Coordinate type RefAllele Strain SNPAllele
240450 non <G> 6949_5_23 >A<
Sorry
You mean something like this:
#cat file1
Start End Origin HomeCluster BAPSIndex Strain
1 58292 5 5 1 TW20.dna
87840 87883 5 5 1 TW20.dna
247298 253176 5 5 1 TW20.dna
395979 400031 5 5 1 TW20.dna
404314 404824 5 5 1 TW20.dna >A<
#cat file2
Coordinate type RefAllele Strain SNPAllele
358909 Int <T> 5083_6_1 >A<
2074234 syn <G> 5083_6_1 >A<
31160 non <G> 5083_6_12 >A<
404820 non <G> 5083_6_12 >A<
#awk 'NR==1{next}NR==FNR{a[NR]=$0;next}{for(i in a) {e=split(a,b," ");if (b[1] >= $1 && b[1] <=$2 && b[e] == $NF) {print a;next}}}' file2 file1
404820 non <G> 5083_6_12 >A<
Yes something like this, but also has to match the strain...
something like
line x file 2 : 136 non <T> 5083_6_1 >A<
this line match with the line y file 1: 12 52000 1 1 1 5083_6_1.

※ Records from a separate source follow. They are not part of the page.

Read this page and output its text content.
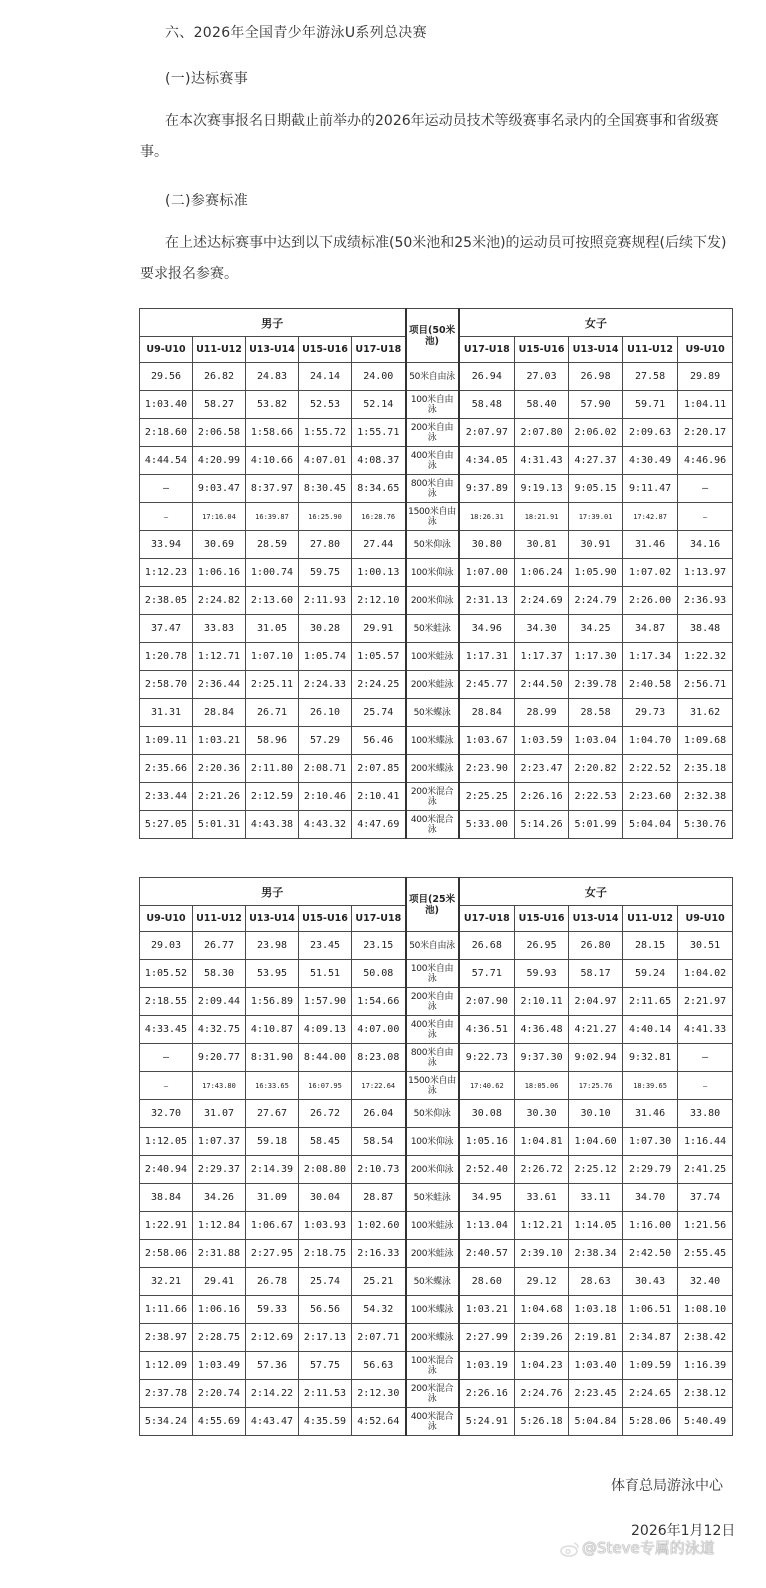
六、2026年全国青少年游泳U系列总决赛
(一)达标赛事
在本次赛事报名日期截止前举办的2026年运动员技术等级赛事名录内的全国赛事和省级赛事。
(二)参赛标准
在上述达标赛事中达到以下成绩标准(50米池和25米池)的运动员可按照竞赛规程(后续下发)要求报名参赛。
男子					项目(50米池)	女子				
U9-U10	U11-U12	U13-U14	U15-U16	U17-U18		U17-U18	U15-U16	U13-U14	U11-U12	U9-U10
29.56	26.82	24.83	24.14	24.00	50米自由泳	26.94	27.03	26.98	27.58	29.89
1:03.40	58.27	53.82	52.53	52.14	100米自由泳	58.48	58.40	57.90	59.71	1:04.11
2:18.60	2:06.58	1:58.66	1:55.72	1:55.71	200米自由泳	2:07.97	2:07.80	2:06.02	2:09.63	2:20.17
4:44.54	4:20.99	4:10.66	4:07.01	4:08.37	400米自由泳	4:34.05	4:31.43	4:27.37	4:30.49	4:46.96
—	9:03.47	8:37.97	8:30.45	8:34.65	800米自由泳	9:37.89	9:19.13	9:05.15	9:11.47	—
—	17:16.04	16:39.87	16:25.90	16:28.76	1500米自由泳	18:26.31	18:21.91	17:39.01	17:42.87	—
33.94	30.69	28.59	27.80	27.44	50米仰泳	30.80	30.81	30.91	31.46	34.16
1:12.23	1:06.16	1:00.74	59.75	1:00.13	100米仰泳	1:07.00	1:06.24	1:05.90	1:07.02	1:13.97
2:38.05	2:24.82	2:13.60	2:11.93	2:12.10	200米仰泳	2:31.13	2:24.69	2:24.79	2:26.00	2:36.93
37.47	33.83	31.05	30.28	29.91	50米蛙泳	34.96	34.30	34.25	34.87	38.48
1:20.78	1:12.71	1:07.10	1:05.74	1:05.57	100米蛙泳	1:17.31	1:17.37	1:17.30	1:17.34	1:22.32
2:58.70	2:36.44	2:25.11	2:24.33	2:24.25	200米蛙泳	2:45.77	2:44.50	2:39.78	2:40.58	2:56.71
31.31	28.84	26.71	26.10	25.74	50米蝶泳	28.84	28.99	28.58	29.73	31.62
1:09.11	1:03.21	58.96	57.29	56.46	100米蝶泳	1:03.67	1:03.59	1:03.04	1:04.70	1:09.68
2:35.66	2:20.36	2:11.80	2:08.71	2:07.85	200米蝶泳	2:23.90	2:23.47	2:20.82	2:22.52	2:35.18
2:33.44	2:21.26	2:12.59	2:10.46	2:10.41	200米混合泳	2:25.25	2:26.16	2:22.53	2:23.60	2:32.38
5:27.05	5:01.31	4:43.38	4:43.32	4:47.69	400米混合泳	5:33.00	5:14.26	5:01.99	5:04.04	5:30.76
男子					项目(25米池)	女子				
U9-U10	U11-U12	U13-U14	U15-U16	U17-U18		U17-U18	U15-U16	U13-U14	U11-U12	U9-U10
29.03	26.77	23.98	23.45	23.15	50米自由泳	26.68	26.95	26.80	28.15	30.51
1:05.52	58.30	53.95	51.51	50.08	100米自由泳	57.71	59.93	58.17	59.24	1:04.02
2:18.55	2:09.44	1:56.89	1:57.90	1:54.66	200米自由泳	2:07.90	2:10.11	2:04.97	2:11.65	2:21.97
4:33.45	4:32.75	4:10.87	4:09.13	4:07.00	400米自由泳	4:36.51	4:36.48	4:21.27	4:40.14	4:41.33
—	9:20.77	8:31.90	8:44.00	8:23.08	800米自由泳	9:22.73	9:37.30	9:02.94	9:32.81	—
—	17:43.80	16:33.65	16:07.95	17:22.64	1500米自由泳	17:40.62	18:05.06	17:25.76	18:39.65	—
32.70	31.07	27.67	26.72	26.04	50米仰泳	30.08	30.30	30.10	31.46	33.80
1:12.05	1:07.37	59.18	58.45	58.54	100米仰泳	1:05.16	1:04.81	1:04.60	1:07.30	1:16.44
2:40.94	2:29.37	2:14.39	2:08.80	2:10.73	200米仰泳	2:52.40	2:26.72	2:25.12	2:29.79	2:41.25
38.84	34.26	31.09	30.04	28.87	50米蛙泳	34.95	33.61	33.11	34.70	37.74
1:22.91	1:12.84	1:06.67	1:03.93	1:02.60	100米蛙泳	1:13.04	1:12.21	1:14.05	1:16.00	1:21.56
2:58.06	2:31.88	2:27.95	2:18.75	2:16.33	200米蛙泳	2:40.57	2:39.10	2:38.34	2:42.50	2:55.45
32.21	29.41	26.78	25.74	25.21	50米蝶泳	28.60	29.12	28.63	30.43	32.40
1:11.66	1:06.16	59.33	56.56	54.32	100米蝶泳	1:03.21	1:04.68	1:03.18	1:06.51	1:08.10
2:38.97	2:28.75	2:12.69	2:17.13	2:07.71	200米蝶泳	2:27.99	2:39.26	2:19.81	2:34.87	2:38.42
1:12.09	1:03.49	57.36	57.75	56.63	100米混合泳	1:03.19	1:04.23	1:03.40	1:09.59	1:16.39
2:37.78	2:20.74	2:14.22	2:11.53	2:12.30	200米混合泳	2:26.16	2:24.76	2:23.45	2:24.65	2:38.12
5:34.24	4:55.69	4:43.47	4:35.59	4:52.64	400米混合泳	5:24.91	5:26.18	5:04.84	5:28.06	5:40.49
体育总局游泳中心
2026年1月12日
@Steve专属的泳道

12<=136<=52000 & 5083_6_1=5083_6_1
Then in my ouput file will appear
136 non <T> 5083_6_1 >A<
I Know that it's a bit difficult (at least for me) but I'm really grateful for your help.

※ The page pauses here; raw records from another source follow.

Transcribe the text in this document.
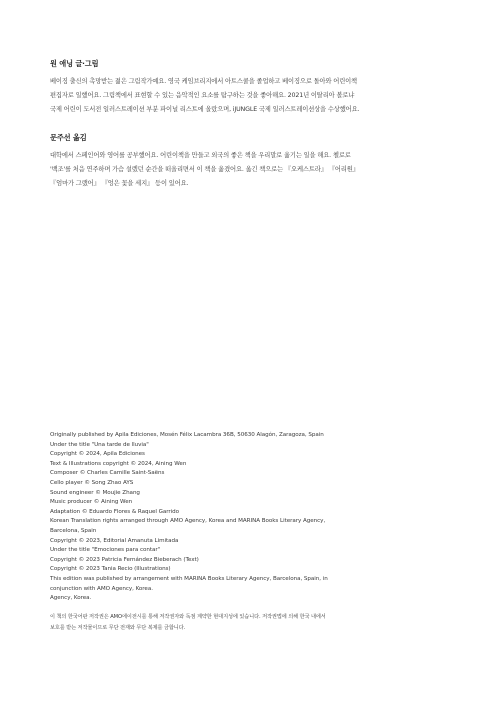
원 애닝 글·그림
베이징 출신의 촉망받는 젊은 그림작가예요. 영국 케임브리지에서 아트스쿨을 졸업하고 베이징으로 돌아와 어린이책
편집자로 일했어요. 그림책에서 표현할 수 있는 음악적인 요소를 탐구하는 것을 좋아해요. 2021년 이탈리아 볼로냐
국제 어린이 도서전 일러스트레이션 부분 파이널 리스트에 올랐으며, iJUNGLE 국제 일러스트레이션상을 수상했어요.
문주선 옮김
대학에서 스페인어와 영어를 공부했어요. 어린이책을 만들고 외국의 좋은 책을 우리말로 옮기는 일을 해요. 첼로로
'백조'를 처음 연주하며 가슴 설렜던 순간을 떠올리면서 이 책을 옮겼어요. 옮긴 책으로는 『오케스트라』 『어리원』
『엄마가 그랬어』 『엉은 꽃을 세지』 등이 있어요.
Originally published by Apila Ediciones, Mosén Félix Lacambra 36B, 50630 Alagón, Zaragoza, Spain
Under the title "Una tarde de lluvia"
Copyright © 2024, Apila Ediciones
Text & Illustrations copyright © 2024, Aining Wen
Composer © Charles Camille Saint-Saëns
Cello player © Song Zhao AYS
Sound engineer © Moujie Zhang
Music producer © Aining Wen
Adaptation © Eduardo Flores & Raquel Garrido
Korean Translation rights arranged through AMO Agency, Korea and MARINA Books Literary Agency,
Barcelona, Spain
Copyright © 2023, Editorial Amanuta Limitada
Under the title "Emociones para contar"
Copyright © 2023 Patricia Fernández Bieberach (Text)
Copyright © 2023 Tania Recio (Illustrations)
This edition was published by arrangement with MARINA Books Literary Agency, Barcelona, Spain, in
conjunction with AMO Agency, Korea.
Agency, Korea.
이 책의 한국어판 저작권은 AMO에이전시를 통해 저작권자와 독점 계약한 현대지성에 있습니다. 저작권법에 의해 한국 내에서
보호를 받는 저작물이므로 무단 전재와 무단 복제를 금합니다.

Ok, this will solve your problem:
#cat file1
Start End Origin HomeCluster BAPSIndex Strain
1 58292 5 5 1 TW20.dna
87840 87883 5 5 1 TW20.dna
247298 253176 5 5 1 TW20.dna
395979 400031 5 5 1 TW20.dna
12 52000 1 1 1 5083_6_1
#cat file2
Coordinate type RefAllele Strain SNPAllele
358909 Int <T> 5083_6_1 >A<
2074234 syn <G> 5083_6_1 >A<
31160 non <G> 5083_6_12 >A<
404820 non <G> 5083_6_12 >A<
136 non <T> 5083_6_1 >A<
#awk 'NR==1{next}NR==FNR{a[NR]=$0;next}{for(i in a) {split(a,b," ");if (b[1] >= $1 && b[1] <=$2 && b[4] == $NF) {print a;next}}}' file2 file1
136 non <T> 5083_6_1 >A<
'm sure this will solve the problem ...
Sorry, but I was out for a couple of days.